At his sentencing for the passport violation—the day after the indictment was announced—Chucky addressed Judge Graham directly, striking a much more reserved tone. “I’ve been placed in a very difficult position over the years due to my father’s role as former President of Liberia and my status as an American citizen,” he explained. “Throughout all, I’ve maintained my loyalty to both family and country. I fully respected and observed the laws of Liberia during my time there. I remained neutral as strenuous diplomatic issues emerged between my father’s administration and Washington.… It seems that there are attempts to make me pay for being the son of a former African leader who now stands as the second former head of state in history to be indicted for war crimes.”
Chucky’s assumptions about the federal government were wrong. Washington wasn’t using the threat of prosecution to lean on him for intelligence. Both ICE and the Justice Department had one interest in him—gathering enough witnesses and evidence to ensure that he was the first person in history to be convicted under the federal antitorture statute.
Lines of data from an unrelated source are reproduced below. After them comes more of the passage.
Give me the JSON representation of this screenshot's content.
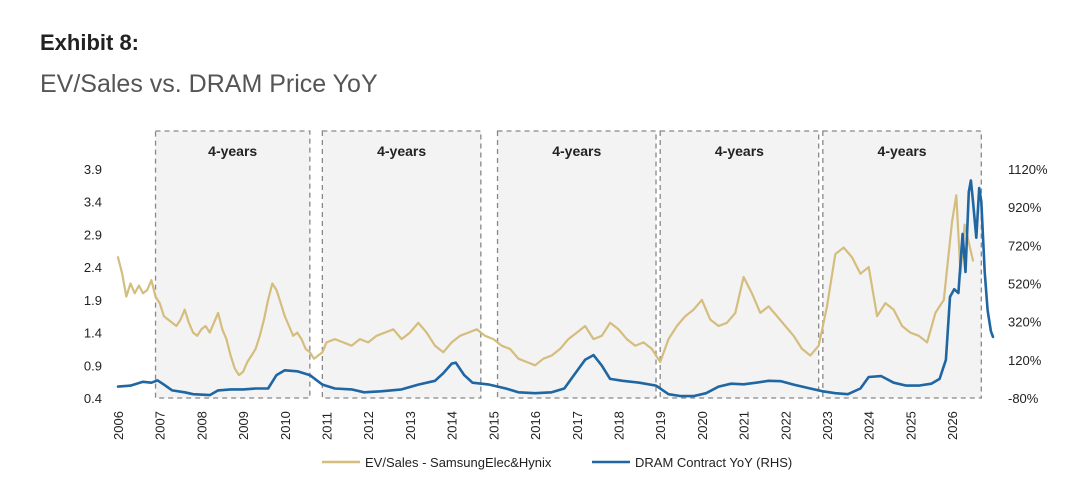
{
  "header": {
    "exhibit": "Exhibit 8:",
    "subtitle": "EV/Sales vs. DRAM Price YoY"
  },
  "colors": {
    "ev_sales": "#d4bd7d",
    "dram": "#1f66a3",
    "region_fill": "#f3f3f3",
    "region_border": "#888888"
  },
  "chart_data": {
    "type": "line",
    "title": "EV/Sales vs. DRAM Price YoY",
    "x_range": [
      2006,
      2026.98
    ],
    "x_ticks": [
      "2006",
      "2007",
      "2008",
      "2009",
      "2010",
      "2011",
      "2012",
      "2013",
      "2014",
      "2015",
      "2016",
      "2017",
      "2018",
      "2019",
      "2020",
      "2021",
      "2022",
      "2023",
      "2024",
      "2025",
      "2026"
    ],
    "y_left": {
      "ylim": [
        0.4,
        3.9
      ],
      "ticks": [
        "3.9",
        "3.4",
        "2.9",
        "2.4",
        "1.9",
        "1.4",
        "0.9",
        "0.4"
      ],
      "tick_values": [
        3.9,
        3.4,
        2.9,
        2.4,
        1.9,
        1.4,
        0.9,
        0.4
      ]
    },
    "y_right": {
      "ylim": [
        -80,
        1120
      ],
      "ticks": [
        "1120%",
        "920%",
        "720%",
        "520%",
        "320%",
        "120%",
        "-80%"
      ],
      "tick_values": [
        1120,
        920,
        720,
        520,
        320,
        120,
        -80
      ]
    },
    "regions": [
      {
        "start": 2006.9,
        "end": 2010.6,
        "label": "4-years"
      },
      {
        "start": 2010.9,
        "end": 2014.7,
        "label": "4-years"
      },
      {
        "start": 2015.1,
        "end": 2018.9,
        "label": "4-years"
      },
      {
        "start": 2019.0,
        "end": 2022.8,
        "label": "4-years"
      },
      {
        "start": 2022.9,
        "end": 2026.7,
        "label": "4-years"
      }
    ],
    "series": [
      {
        "name": "EV/Sales - SamsungElec&Hynix",
        "axis": "left",
        "points": [
          [
            2006.0,
            2.55
          ],
          [
            2006.1,
            2.3
          ],
          [
            2006.2,
            1.95
          ],
          [
            2006.3,
            2.15
          ],
          [
            2006.4,
            2.0
          ],
          [
            2006.5,
            2.12
          ],
          [
            2006.6,
            2.0
          ],
          [
            2006.7,
            2.05
          ],
          [
            2006.8,
            2.2
          ],
          [
            2006.9,
            1.95
          ],
          [
            2007.0,
            1.85
          ],
          [
            2007.1,
            1.65
          ],
          [
            2007.2,
            1.6
          ],
          [
            2007.3,
            1.55
          ],
          [
            2007.4,
            1.5
          ],
          [
            2007.5,
            1.6
          ],
          [
            2007.6,
            1.75
          ],
          [
            2007.7,
            1.55
          ],
          [
            2007.8,
            1.4
          ],
          [
            2007.9,
            1.35
          ],
          [
            2008.0,
            1.45
          ],
          [
            2008.1,
            1.5
          ],
          [
            2008.2,
            1.4
          ],
          [
            2008.3,
            1.55
          ],
          [
            2008.4,
            1.7
          ],
          [
            2008.5,
            1.45
          ],
          [
            2008.6,
            1.3
          ],
          [
            2008.7,
            1.05
          ],
          [
            2008.8,
            0.85
          ],
          [
            2008.9,
            0.75
          ],
          [
            2009.0,
            0.8
          ],
          [
            2009.1,
            0.95
          ],
          [
            2009.2,
            1.05
          ],
          [
            2009.3,
            1.15
          ],
          [
            2009.4,
            1.35
          ],
          [
            2009.5,
            1.6
          ],
          [
            2009.6,
            1.9
          ],
          [
            2009.7,
            2.15
          ],
          [
            2009.8,
            2.05
          ],
          [
            2009.9,
            1.85
          ],
          [
            2010.0,
            1.65
          ],
          [
            2010.1,
            1.5
          ],
          [
            2010.2,
            1.35
          ],
          [
            2010.3,
            1.4
          ],
          [
            2010.4,
            1.3
          ],
          [
            2010.5,
            1.15
          ],
          [
            2010.6,
            1.1
          ],
          [
            2010.7,
            1.0
          ],
          [
            2010.8,
            1.05
          ],
          [
            2010.9,
            1.1
          ],
          [
            2011.0,
            1.25
          ],
          [
            2011.2,
            1.3
          ],
          [
            2011.4,
            1.25
          ],
          [
            2011.6,
            1.2
          ],
          [
            2011.8,
            1.3
          ],
          [
            2012.0,
            1.25
          ],
          [
            2012.2,
            1.35
          ],
          [
            2012.4,
            1.4
          ],
          [
            2012.6,
            1.45
          ],
          [
            2012.8,
            1.3
          ],
          [
            2013.0,
            1.4
          ],
          [
            2013.2,
            1.55
          ],
          [
            2013.4,
            1.4
          ],
          [
            2013.6,
            1.2
          ],
          [
            2013.8,
            1.1
          ],
          [
            2014.0,
            1.25
          ],
          [
            2014.2,
            1.35
          ],
          [
            2014.4,
            1.4
          ],
          [
            2014.6,
            1.45
          ],
          [
            2014.8,
            1.35
          ],
          [
            2015.0,
            1.3
          ],
          [
            2015.2,
            1.2
          ],
          [
            2015.4,
            1.15
          ],
          [
            2015.6,
            1.0
          ],
          [
            2015.8,
            0.95
          ],
          [
            2016.0,
            0.9
          ],
          [
            2016.2,
            1.0
          ],
          [
            2016.4,
            1.05
          ],
          [
            2016.6,
            1.15
          ],
          [
            2016.8,
            1.3
          ],
          [
            2017.0,
            1.4
          ],
          [
            2017.2,
            1.5
          ],
          [
            2017.4,
            1.3
          ],
          [
            2017.6,
            1.35
          ],
          [
            2017.8,
            1.55
          ],
          [
            2018.0,
            1.45
          ],
          [
            2018.2,
            1.3
          ],
          [
            2018.4,
            1.2
          ],
          [
            2018.6,
            1.25
          ],
          [
            2018.8,
            1.15
          ],
          [
            2019.0,
            0.95
          ],
          [
            2019.2,
            1.3
          ],
          [
            2019.4,
            1.5
          ],
          [
            2019.6,
            1.65
          ],
          [
            2019.8,
            1.75
          ],
          [
            2020.0,
            1.9
          ],
          [
            2020.2,
            1.6
          ],
          [
            2020.4,
            1.5
          ],
          [
            2020.6,
            1.55
          ],
          [
            2020.8,
            1.7
          ],
          [
            2021.0,
            2.25
          ],
          [
            2021.2,
            2.0
          ],
          [
            2021.4,
            1.7
          ],
          [
            2021.6,
            1.8
          ],
          [
            2021.8,
            1.65
          ],
          [
            2022.0,
            1.5
          ],
          [
            2022.2,
            1.35
          ],
          [
            2022.4,
            1.15
          ],
          [
            2022.6,
            1.05
          ],
          [
            2022.8,
            1.2
          ],
          [
            2023.0,
            1.8
          ],
          [
            2023.2,
            2.6
          ],
          [
            2023.4,
            2.7
          ],
          [
            2023.6,
            2.55
          ],
          [
            2023.8,
            2.3
          ],
          [
            2024.0,
            2.4
          ],
          [
            2024.2,
            1.65
          ],
          [
            2024.4,
            1.85
          ],
          [
            2024.6,
            1.75
          ],
          [
            2024.8,
            1.5
          ],
          [
            2025.0,
            1.4
          ],
          [
            2025.2,
            1.35
          ],
          [
            2025.4,
            1.25
          ],
          [
            2025.6,
            1.7
          ],
          [
            2025.8,
            1.9
          ],
          [
            2026.0,
            3.1
          ],
          [
            2026.1,
            3.5
          ],
          [
            2026.2,
            2.3
          ],
          [
            2026.3,
            3.05
          ],
          [
            2026.5,
            2.5
          ]
        ]
      },
      {
        "name": "DRAM Contract YoY (RHS)",
        "axis": "right",
        "points": [
          [
            2006.0,
            -20
          ],
          [
            2006.3,
            -15
          ],
          [
            2006.6,
            5
          ],
          [
            2006.8,
            0
          ],
          [
            2006.95,
            12
          ],
          [
            2007.1,
            -10
          ],
          [
            2007.3,
            -40
          ],
          [
            2007.6,
            -50
          ],
          [
            2007.8,
            -60
          ],
          [
            2008.2,
            -65
          ],
          [
            2008.4,
            -40
          ],
          [
            2008.7,
            -35
          ],
          [
            2009.0,
            -35
          ],
          [
            2009.3,
            -30
          ],
          [
            2009.6,
            -30
          ],
          [
            2009.8,
            40
          ],
          [
            2010.0,
            65
          ],
          [
            2010.3,
            60
          ],
          [
            2010.6,
            40
          ],
          [
            2010.9,
            -10
          ],
          [
            2011.2,
            -30
          ],
          [
            2011.6,
            -35
          ],
          [
            2011.9,
            -50
          ],
          [
            2012.3,
            -45
          ],
          [
            2012.8,
            -35
          ],
          [
            2013.2,
            -10
          ],
          [
            2013.6,
            10
          ],
          [
            2013.8,
            50
          ],
          [
            2014.0,
            100
          ],
          [
            2014.1,
            105
          ],
          [
            2014.3,
            40
          ],
          [
            2014.5,
            0
          ],
          [
            2014.9,
            -10
          ],
          [
            2015.3,
            -30
          ],
          [
            2015.6,
            -50
          ],
          [
            2016.0,
            -55
          ],
          [
            2016.4,
            -50
          ],
          [
            2016.7,
            -30
          ],
          [
            2016.9,
            30
          ],
          [
            2017.2,
            120
          ],
          [
            2017.4,
            145
          ],
          [
            2017.6,
            90
          ],
          [
            2017.8,
            20
          ],
          [
            2018.1,
            10
          ],
          [
            2018.5,
            0
          ],
          [
            2018.9,
            -15
          ],
          [
            2019.2,
            -60
          ],
          [
            2019.5,
            -70
          ],
          [
            2019.8,
            -70
          ],
          [
            2020.1,
            -55
          ],
          [
            2020.4,
            -20
          ],
          [
            2020.7,
            -5
          ],
          [
            2021.0,
            -8
          ],
          [
            2021.3,
            0
          ],
          [
            2021.6,
            10
          ],
          [
            2021.9,
            8
          ],
          [
            2022.2,
            -10
          ],
          [
            2022.6,
            -30
          ],
          [
            2022.9,
            -45
          ],
          [
            2023.2,
            -55
          ],
          [
            2023.5,
            -60
          ],
          [
            2023.8,
            -30
          ],
          [
            2024.0,
            30
          ],
          [
            2024.3,
            35
          ],
          [
            2024.6,
            0
          ],
          [
            2024.9,
            -15
          ],
          [
            2025.2,
            -15
          ],
          [
            2025.5,
            -5
          ],
          [
            2025.7,
            20
          ],
          [
            2025.85,
            120
          ],
          [
            2025.95,
            450
          ],
          [
            2026.05,
            490
          ],
          [
            2026.15,
            470
          ],
          [
            2026.25,
            780
          ],
          [
            2026.32,
            580
          ],
          [
            2026.4,
            1000
          ],
          [
            2026.45,
            1060
          ],
          [
            2026.5,
            950
          ],
          [
            2026.58,
            760
          ],
          [
            2026.65,
            1020
          ],
          [
            2026.7,
            950
          ],
          [
            2026.78,
            580
          ],
          [
            2026.85,
            380
          ],
          [
            2026.93,
            270
          ],
          [
            2026.98,
            240
          ]
        ]
      }
    ],
    "legend": {
      "placement": "bottom",
      "entries": [
        "EV/Sales - SamsungElec&Hynix",
        "DRAM Contract YoY (RHS)"
      ]
    }
  }
}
On a Sunday morning in November 2007, Special Agent Baechtle and an ICE colleague, Special Agent Julian Doyle, climbed into a white SUV at the U.S. embassy in Monrovia.20 Baechtle had become familiar with the journey to Liberia over several visits, but on this trip was Assistant U.S. Attorney Caroline Heck Miller, who accompanied him for the first time. Before departing the capital, the investigators and attorneys had a stop to make, to pick up their guide for the day, a man named Rufus Kpadeh.